The next time you see a Facebook post of a friend or family member who is battling with depression, psychosis, or other demons you may not be immediately aware of, consider this:

  • The fact that they are out of bed may have taken more effort than you have ever had to use towards any goal.

  • They might have woken up and fought with thoughts that told them they were better off if their life was ended.

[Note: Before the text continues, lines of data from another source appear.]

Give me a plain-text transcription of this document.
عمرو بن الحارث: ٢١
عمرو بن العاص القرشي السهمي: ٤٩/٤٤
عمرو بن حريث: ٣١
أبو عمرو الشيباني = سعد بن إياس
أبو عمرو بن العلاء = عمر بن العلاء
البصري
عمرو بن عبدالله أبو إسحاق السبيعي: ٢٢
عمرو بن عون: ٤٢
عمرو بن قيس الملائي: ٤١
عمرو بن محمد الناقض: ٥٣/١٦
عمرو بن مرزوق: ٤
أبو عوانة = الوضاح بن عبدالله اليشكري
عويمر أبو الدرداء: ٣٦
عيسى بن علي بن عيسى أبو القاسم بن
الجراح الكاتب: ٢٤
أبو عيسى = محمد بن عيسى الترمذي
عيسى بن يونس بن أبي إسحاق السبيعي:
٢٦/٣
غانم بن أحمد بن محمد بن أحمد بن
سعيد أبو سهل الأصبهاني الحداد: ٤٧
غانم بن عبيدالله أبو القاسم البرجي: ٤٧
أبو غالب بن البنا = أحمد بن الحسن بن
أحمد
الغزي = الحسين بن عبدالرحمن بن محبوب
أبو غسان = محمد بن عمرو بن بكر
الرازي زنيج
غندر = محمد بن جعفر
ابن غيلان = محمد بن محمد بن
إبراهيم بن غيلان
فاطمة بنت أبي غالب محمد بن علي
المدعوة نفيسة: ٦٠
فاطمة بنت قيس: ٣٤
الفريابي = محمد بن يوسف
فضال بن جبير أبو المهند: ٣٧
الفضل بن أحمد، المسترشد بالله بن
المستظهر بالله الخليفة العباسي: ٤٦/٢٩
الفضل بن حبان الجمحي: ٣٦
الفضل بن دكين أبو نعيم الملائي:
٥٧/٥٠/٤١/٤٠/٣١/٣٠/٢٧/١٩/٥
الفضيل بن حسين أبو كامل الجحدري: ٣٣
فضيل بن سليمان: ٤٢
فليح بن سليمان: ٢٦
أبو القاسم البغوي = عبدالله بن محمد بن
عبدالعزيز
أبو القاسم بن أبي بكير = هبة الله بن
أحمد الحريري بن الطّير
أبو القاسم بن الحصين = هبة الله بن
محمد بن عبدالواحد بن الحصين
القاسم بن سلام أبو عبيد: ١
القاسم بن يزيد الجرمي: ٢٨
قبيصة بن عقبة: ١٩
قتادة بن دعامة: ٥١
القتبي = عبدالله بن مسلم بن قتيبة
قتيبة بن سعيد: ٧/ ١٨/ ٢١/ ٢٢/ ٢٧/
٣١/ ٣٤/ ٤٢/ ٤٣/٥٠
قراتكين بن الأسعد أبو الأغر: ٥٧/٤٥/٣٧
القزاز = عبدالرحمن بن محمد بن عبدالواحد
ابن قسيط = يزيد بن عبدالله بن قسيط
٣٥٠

They might be at the computer, on Facebook, looking for any sign that their decision to keep going was the right one to make.

  • Brushing their teeth and going to work in the morning may have been a triumph for them.

  • They may have experienced childhood sexual, physical, or emotional abuse that has exacerbated the particular form of suffering they present with now.

  • If they are posting on Facebook, as the writer above describes, like a “fourteen year old girl…from a Lifetime movie,” as your thoughts of judgment pass through your mind, as thoughts always do, see if you can find a spark of something that feels…better; something that would call you to say to your friend, family member, or other person in your life in a state of suffering:

“Good morning.”

“How are you?”

“I’m glad you made it out of bed today.”

“But I’m also sorry you’re having a hard time. I don’t know what it’s like to struggle with mental illness like you do, but I know what it’s like to be in emotional pain.”

“I’m glad you’re here in the world with us today.”

“Thanks for sharing your picture. I like your lipstick!

“Let me know if you need anything.”

When people are in pain, the first important step to fight mental health stigma and to help them through their suffering is not problem solving, but being with them.

Let us all work towards a world where we can be with each other and support others with the deepest mental and emotional wounds with openness, integrity, and a commitment to a  world where people with mental illness are treated in a straight-forward yet dignified manner and shame and secrecy around mental illness become an artifact of history.